After all, without any change in oil’s underlying fundamentals, there are no grounds to continue an overheated pricing picture. Yes, the international balance between supply and demand is moving forward and massive extractable reserves have been kept out of the market by producers.
These might in themselves provide an equilibrium as the main balance sets in. But after such a noticeable rise of late, that equilibrium will produce some pullback in prices.
But that still leaves the issue of imports…
U.S. Oil Imports are Less and Less Important
In short, imports are not as important to U.S oil prices as they used to be.
To begin with, the percentage of U.S. crude oil that comes from imports has gone down. As you all know, the U.S. market has come a long way from where it was just a few years ago. Back then, it looked like America would have to rely on foreign sources (including Canada) for some 70% of daily demand.
The shale revolution changed that quickly.
In less than five years, that import dependence had been reduced to less than 40%, and it’s widely assumed that the U.S. will become energy independent within a decade.
Even better, when you consider Canadian production to be “domestic,” that independence seemed to be arriving much faster.
Of course, at the time, oil was trading at $100 a barrel. At that price, local supply made more sense than imports.
However, following the Saudi-inspired OPEC decision – made on Thanksgiving Day, 2014 – to keep production levels (and then raise them) in defense of market share, things started changing. The relationship between domestic oil production and crude imports became centered on one thing…
Prices Determine Oil Imports – Not the Other Way Around…
Aside from a few days in June, WTI prices for oil have remained below $50 a barrel for more than a year. That is significantly below the breakeven cost for most deep, horizontally-drilled and fracked shale wells in the US.
In other words, the bulk of unconventional reserves cannot be extracted at current oil prices.
Instead, low-cost imports become more palatable. But remember, the “import” label applies to oil from Canada as well as from overseas. Currently, oil from north of the border is almost completely delivered via pipelines, which are virtually at capacity.
That leaves other imports as leverage against domestic production in an ongoing cost calculation.
U.S. refineries now export more processed oil products than any other country on Earth. This already plays a huge role in estimating import levels – since import levels are determined largely by looking at refinery margins, which in turn are influenced by oil product exports.
Furthermore, Congress is now allowing exports of crude oil for the first time in over four decades. This will take a bit longer to become a major element.

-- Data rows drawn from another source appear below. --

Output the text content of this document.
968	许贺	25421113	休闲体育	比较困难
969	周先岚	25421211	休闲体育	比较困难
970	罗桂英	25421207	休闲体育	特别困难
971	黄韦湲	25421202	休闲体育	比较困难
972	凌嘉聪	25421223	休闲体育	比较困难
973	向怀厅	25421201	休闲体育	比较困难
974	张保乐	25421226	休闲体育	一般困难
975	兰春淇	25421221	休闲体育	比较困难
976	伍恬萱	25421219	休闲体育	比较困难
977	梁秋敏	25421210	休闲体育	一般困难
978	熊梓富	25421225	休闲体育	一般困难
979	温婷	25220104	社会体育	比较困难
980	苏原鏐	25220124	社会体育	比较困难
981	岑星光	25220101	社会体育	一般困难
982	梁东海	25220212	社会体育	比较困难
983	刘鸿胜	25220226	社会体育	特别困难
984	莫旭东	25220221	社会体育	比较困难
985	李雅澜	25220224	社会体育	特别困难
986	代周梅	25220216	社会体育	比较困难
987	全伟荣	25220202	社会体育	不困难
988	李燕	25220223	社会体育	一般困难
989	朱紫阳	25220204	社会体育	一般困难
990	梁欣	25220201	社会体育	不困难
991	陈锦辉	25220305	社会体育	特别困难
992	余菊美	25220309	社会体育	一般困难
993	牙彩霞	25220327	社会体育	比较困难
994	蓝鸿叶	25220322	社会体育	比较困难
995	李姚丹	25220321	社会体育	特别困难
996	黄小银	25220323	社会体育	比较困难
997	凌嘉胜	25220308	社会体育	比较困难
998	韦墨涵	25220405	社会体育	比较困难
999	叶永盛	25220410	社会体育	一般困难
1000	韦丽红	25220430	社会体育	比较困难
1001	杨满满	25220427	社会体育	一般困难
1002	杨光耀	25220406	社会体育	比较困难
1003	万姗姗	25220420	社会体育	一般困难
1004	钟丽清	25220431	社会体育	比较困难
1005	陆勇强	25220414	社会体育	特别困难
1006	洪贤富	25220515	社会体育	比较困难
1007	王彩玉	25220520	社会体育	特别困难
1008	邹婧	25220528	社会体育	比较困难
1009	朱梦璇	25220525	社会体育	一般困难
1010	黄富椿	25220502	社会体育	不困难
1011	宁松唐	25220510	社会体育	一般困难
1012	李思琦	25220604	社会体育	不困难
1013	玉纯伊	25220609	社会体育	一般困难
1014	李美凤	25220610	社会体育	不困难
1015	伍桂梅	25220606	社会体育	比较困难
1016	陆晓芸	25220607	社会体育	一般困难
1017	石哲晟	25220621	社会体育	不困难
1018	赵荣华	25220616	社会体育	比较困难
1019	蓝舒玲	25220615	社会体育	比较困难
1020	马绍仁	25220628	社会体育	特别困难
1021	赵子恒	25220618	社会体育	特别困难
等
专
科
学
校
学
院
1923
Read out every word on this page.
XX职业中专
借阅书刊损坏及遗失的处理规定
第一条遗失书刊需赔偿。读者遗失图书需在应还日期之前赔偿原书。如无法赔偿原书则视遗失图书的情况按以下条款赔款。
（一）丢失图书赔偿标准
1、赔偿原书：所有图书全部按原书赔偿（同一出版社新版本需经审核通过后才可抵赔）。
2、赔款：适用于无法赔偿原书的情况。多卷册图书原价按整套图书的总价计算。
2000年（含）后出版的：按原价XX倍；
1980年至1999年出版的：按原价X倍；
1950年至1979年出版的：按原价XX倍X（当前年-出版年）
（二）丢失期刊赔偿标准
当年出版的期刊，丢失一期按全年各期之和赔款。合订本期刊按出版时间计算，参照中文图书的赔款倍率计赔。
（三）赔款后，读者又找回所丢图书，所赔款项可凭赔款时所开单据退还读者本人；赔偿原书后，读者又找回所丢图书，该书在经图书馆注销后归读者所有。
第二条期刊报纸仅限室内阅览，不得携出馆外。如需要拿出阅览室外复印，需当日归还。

As the price of oil slowly rises, the price difference between imported and domestic oil will narrow, and the apparent advantage of lower cost imports will disappear. OPEC may be providing discounts to attract additional sales in Asia, but there are no discounts coming to American shores.
So make no mistake…
Even when we are talking about the impact of disrupted imports on U.S. oil prices, the cost calculus is really working itself out in the broader global market.
In the end, whether we import oil or not will depend on global oil prices, not on temporary bad weather. So you can safely ignore the scaremongers that point to imports as a sign of lower oil prices.